Work opportunities: Jack (name changed) has schizophrenia and until recently was living on the street. He is now in supportive housing and never misses an appointment at the clinic. Given his health condition, he cannot work a full-time job but wants to be a productive citizen and earn money. He found a connection which offers him prep work in a kitchen one day per week. Every day, he walks to the library and checks his email to determine when he is needed because he cannot afford a phone. Then he takes public transit (a train, one bus and then a second bus) to get to the facility. He puts in a full day of work and tells me he loves working there. I can’t image doing that much work before even arriving at a job and yet this work wouldn’t meet the new proposed Medicaid work requirement. Many of the jobs available to people who lack higher education or training, have disabilities, or have criminal records do not provide a living wage, opportunities for growth or financial sustainability. They are working- it’s just not enough.
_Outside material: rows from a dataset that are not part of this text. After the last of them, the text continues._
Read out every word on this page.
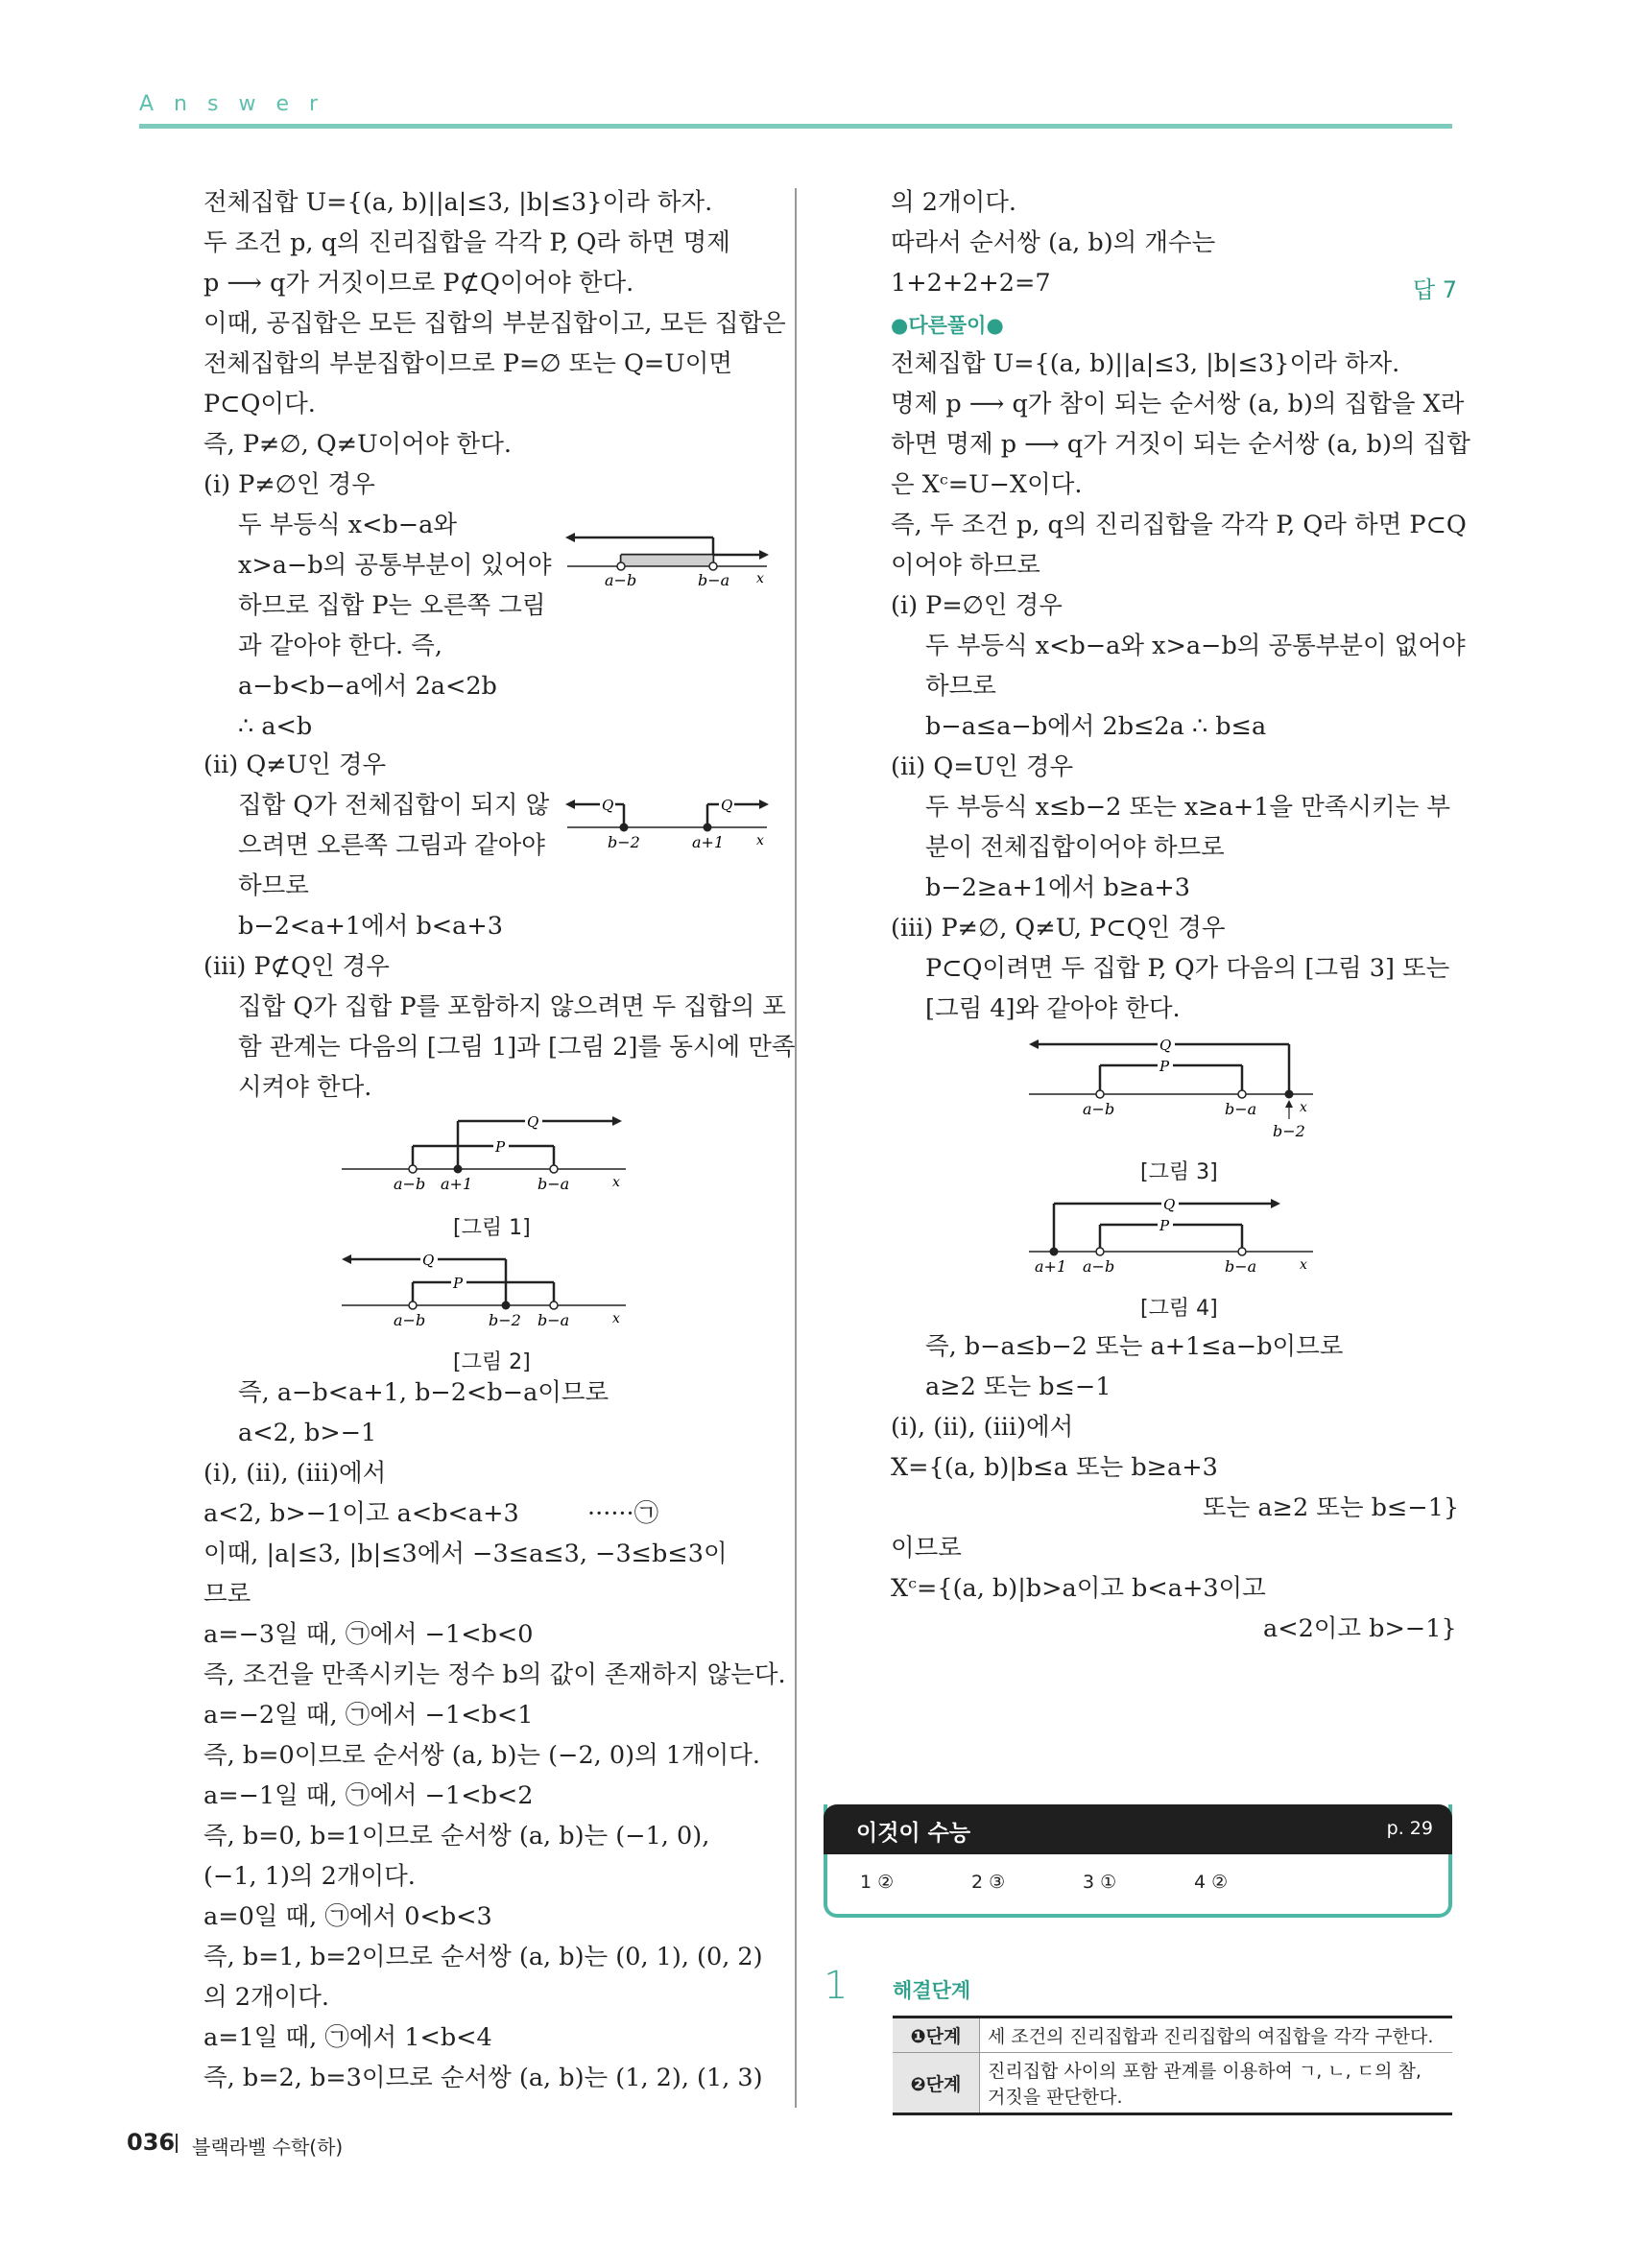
Answer
전체집합 U={(a, b)||a|≤3, |b|≤3}이라 하자.
두 조건 p, q의 진리집합을 각각 P, Q라 하면 명제
p ⟶ q가 거짓이므로 P⊄Q이어야 한다.
이때, 공집합은 모든 집합의 부분집합이고, 모든 집합은
전체집합의 부분집합이므로 P=∅ 또는 Q=U이면
P⊂Q이다.
즉, P≠∅, Q≠U이어야 한다.
(i) P≠∅인 경우
두 부등식 x<b−a와
x>a−b의 공통부분이 있어야
하므로 집합 P는 오른쪽 그림
과 같아야 한다. 즉,
a−b<b−a에서 2a<2b
∴ a<b
(ii) Q≠U인 경우
집합 Q가 전체집합이 되지 않
으려면 오른쪽 그림과 같아야
하므로
b−2<a+1에서 b<a+3
(iii) P⊄Q인 경우
집합 Q가 집합 P를 포함하지 않으려면 두 집합의 포
함 관계는 다음의 [그림 1]과 [그림 2]를 동시에 만족
시켜야 한다.
즉, a−b<a+1, b−2<b−a이므로
a<2, b>−1
(i), (ii), (iii)에서
a<2, b>−1이고 a<b<a+3	······㉠
이때, |a|≤3, |b|≤3에서 −3≤a≤3, −3≤b≤3이
므로
a=−3일 때, ㉠에서 −1<b<0
즉, 조건을 만족시키는 정수 b의 값이 존재하지 않는다.
a=−2일 때, ㉠에서 −1<b<1
즉, b=0이므로 순서쌍 (a, b)는 (−2, 0)의 1개이다.
a=−1일 때, ㉠에서 −1<b<2
즉, b=0, b=1이므로 순서쌍 (a, b)는 (−1, 0),
(−1, 1)의 2개이다.
a=0일 때, ㉠에서 0<b<3
즉, b=1, b=2이므로 순서쌍 (a, b)는 (0, 1), (0, 2)
의 2개이다.
a=1일 때, ㉠에서 1<b<4
즉, b=2, b=3이므로 순서쌍 (a, b)는 (1, 2), (1, 3)
a−b	b−a x
Q	Q
b−2	a+1 x
Q
P
a−b a+1	b−a	x
[그림 1]
Q
P
a−b	b−2 b−a	x
[그림 2]
의 2개이다.
따라서 순서쌍 (a, b)의 개수는
1+2+2+2=7	답 7
●다른풀이●
전체집합 U={(a, b)||a|≤3, |b|≤3}이라 하자.
명제 p ⟶ q가 참이 되는 순서쌍 (a, b)의 집합을 X라
하면 명제 p ⟶ q가 거짓이 되는 순서쌍 (a, b)의 집합
은 Xᶜ=U−X이다.
즉, 두 조건 p, q의 진리집합을 각각 P, Q라 하면 P⊂Q
이어야 하므로
(i) P=∅인 경우
두 부등식 x<b−a와 x>a−b의 공통부분이 없어야
하므로
b−a≤a−b에서 2b≤2a ∴ b≤a
(ii) Q=U인 경우
두 부등식 x≤b−2 또는 x≥a+1을 만족시키는 부
분이 전체집합이어야 하므로
b−2≥a+1에서 b≥a+3
(iii) P≠∅, Q≠U, P⊂Q인 경우
P⊂Q이려면 두 집합 P, Q가 다음의 [그림 3] 또는
[그림 4]와 같아야 한다.
즉, b−a≤b−2 또는 a+1≤a−b이므로
a≥2 또는 b≤−1
(i), (ii), (iii)에서
X={(a, b)|b≤a 또는 b≥a+3
또는 a≥2 또는 b≤−1}
이므로
Xᶜ={(a, b)|b>a이고 b<a+3이고
a<2이고 b>−1}
Q
P
a−b	b−a	x
b−2
[그림 3]
Q
P
a+1 a−b	b−a	x
[그림 4]
이것이 수능	p. 29
1 ②	2 ③	3 ①	4 ②
1 해결단계
❶단계	세 조건의 진리집합과 진리집합의 여집합을 각각 구한다.
❷단계	진리집합 사이의 포함 관계를 이용하여 ㄱ, ㄴ, ㄷ의 참, 거짓을 판단한다.
036 블랙라벨 수학(하)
In addition to the policy’s failure to understand the causes of poverty, the policy misses an opportunity for equity, failing also to recognize the ways in which decades of policy have in many ways caused the current crisis of people without insurance. People of color are disproportionately more likely to be uninsured and live in poverty. From our earliest days as a nation, we have used policy as a tool to disenfranchise groups of people. Through policy, we have authorized systematic racism in which it was legal to treat people differently because of the color of their skin. The impact of legislation like Jim Crow laws didn’t disappear when the legislation was repealed. People of color in the U.S. continue to have lower life expectancy. This is a societal problem and policy can either further perpetuate this disparity or be employed as a tool to correct it.
I have two school-aged children and I want them to do well in school. Let’s say I give one a healthy breakfast, assistance with homework, extracurricular activities, safe playtime, a stable home, a consistent sleep schedule, and quality medical care. Let’s say I send the other to the same school but deprive him of nutrition, sleep, support, play, and safety. I have systematically disadvantaged one over the other. When they get to high school and the first son is thriving and the other is not, it won’t help to tell my second son that if he just works harder I will give him some support. I have to own the damage I have done. As a society, we also have to own the damage our nation has done through unfair policy.
The Medicaid waiver has a long journey ahead but its current form reminds me that we have a long way to go. Health insurance is already structured as a reward for stable employment in this country. What are we going to do about the fact that we have systematically disadvantaged people from achieving either?